When you’re studying for that final exam or writing a paper, I think it’s sometimes easy to forget that a university is about more than just taking classes, getting grades, and becoming “credentialed”; a university is a creative establishment where knowledge is discovered and shared, and where life lessons – in addition to academic lessons – are learned. This was most clear from the stories told and awards presented at the ceremony.

But for me this lesson was learned earlier on, when I had the opportunity to work on real research projects as an undergraduate. That’s right – research, papers, conferences, and panels like those expected in graduate school and beyond. My first foray into original research was in Prof. Cunningham’s Massachusetts Politics class and a subsequent independent study, which culminated in a presentation at the Massachusetts Undergraduate Research Conference. I worked on a project about legislative professionalism in the Bay State – conducting a serious literature review, collecting data from state house records, forming hypotheses, analyzing data, and ultimately producing what I believe to be a fresh contribution to political science. I experienced firsthand what it means to be a member of the academic community – its benefits, rewards, and magnitude.

My academic journey continued when I applied for and was chosen as a Provost Research Scholar, sponsored by UMB Provost Winston Langley. The award provided me with the chance to again work with Prof. Cunningham, this time on a topic he wanted to research – political blogs. We identified key questions and related data to collect, operationalized concepts, and evaluated results – eventually leading to our participation in a panel at the New England Political Science Association’s annual conference. Attending this conference, in itself, was an eye-opener for me as I watched political scientists describe their work and defend their findings; I realized how passionate these academics were about their work and how much fun they truly had sharing it with their colleagues. NEPSA was a prime example of how universities foster creativity and promote the discovery of knowledge.
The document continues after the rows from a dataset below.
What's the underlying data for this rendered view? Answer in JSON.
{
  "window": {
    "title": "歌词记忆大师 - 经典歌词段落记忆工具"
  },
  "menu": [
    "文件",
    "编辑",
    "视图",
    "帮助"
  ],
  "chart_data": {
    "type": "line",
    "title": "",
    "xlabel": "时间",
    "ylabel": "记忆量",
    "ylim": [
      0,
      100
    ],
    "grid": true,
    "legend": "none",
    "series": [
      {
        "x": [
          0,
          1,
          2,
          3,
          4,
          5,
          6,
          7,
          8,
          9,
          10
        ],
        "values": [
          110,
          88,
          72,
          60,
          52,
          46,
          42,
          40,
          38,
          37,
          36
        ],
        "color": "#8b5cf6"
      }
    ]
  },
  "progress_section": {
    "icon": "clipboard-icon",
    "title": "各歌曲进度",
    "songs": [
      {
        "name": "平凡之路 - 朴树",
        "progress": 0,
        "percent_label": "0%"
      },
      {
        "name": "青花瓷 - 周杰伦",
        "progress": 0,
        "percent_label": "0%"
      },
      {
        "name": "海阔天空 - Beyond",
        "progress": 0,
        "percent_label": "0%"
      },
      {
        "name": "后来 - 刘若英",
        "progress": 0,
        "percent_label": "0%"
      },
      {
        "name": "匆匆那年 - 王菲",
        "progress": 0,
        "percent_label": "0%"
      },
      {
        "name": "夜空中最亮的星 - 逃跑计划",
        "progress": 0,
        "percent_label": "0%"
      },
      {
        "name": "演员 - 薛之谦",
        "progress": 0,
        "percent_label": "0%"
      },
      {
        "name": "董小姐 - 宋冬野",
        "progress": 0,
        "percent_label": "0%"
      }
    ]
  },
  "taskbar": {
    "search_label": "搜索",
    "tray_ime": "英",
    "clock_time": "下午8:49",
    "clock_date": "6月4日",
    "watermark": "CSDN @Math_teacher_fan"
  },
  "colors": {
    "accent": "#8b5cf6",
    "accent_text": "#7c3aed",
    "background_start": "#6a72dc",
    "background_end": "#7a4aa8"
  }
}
Engaging in undergraduate research, and the experiences the went along with it, helped me understand why Chancellor Keith Motley always emphasizes that UMass Boston is a “research university with a teaching soul.” While teaching is about the dissemination and sharing of knowledge, research is how it’s discovered and refined. Put that way, it’s obvious how research and teaching go together – and why it’s so important that both take place at institutions like this one.

Discovering and sharing knowledge is not something that can be done in isolation; rather, being part of a community is fundamental. I know I am lucky to have been part of such a supportive academic community at UMass Boston, with professors who want their students to succeed and people who truly love what they do. Because of this community, I know that graduate studies are in my future, for how could they not be after the stimulating undergraduate experiences that I had?

So Commencement really does matter. It showcases why we spend so much time in places like my now alma mater, UMass Boston.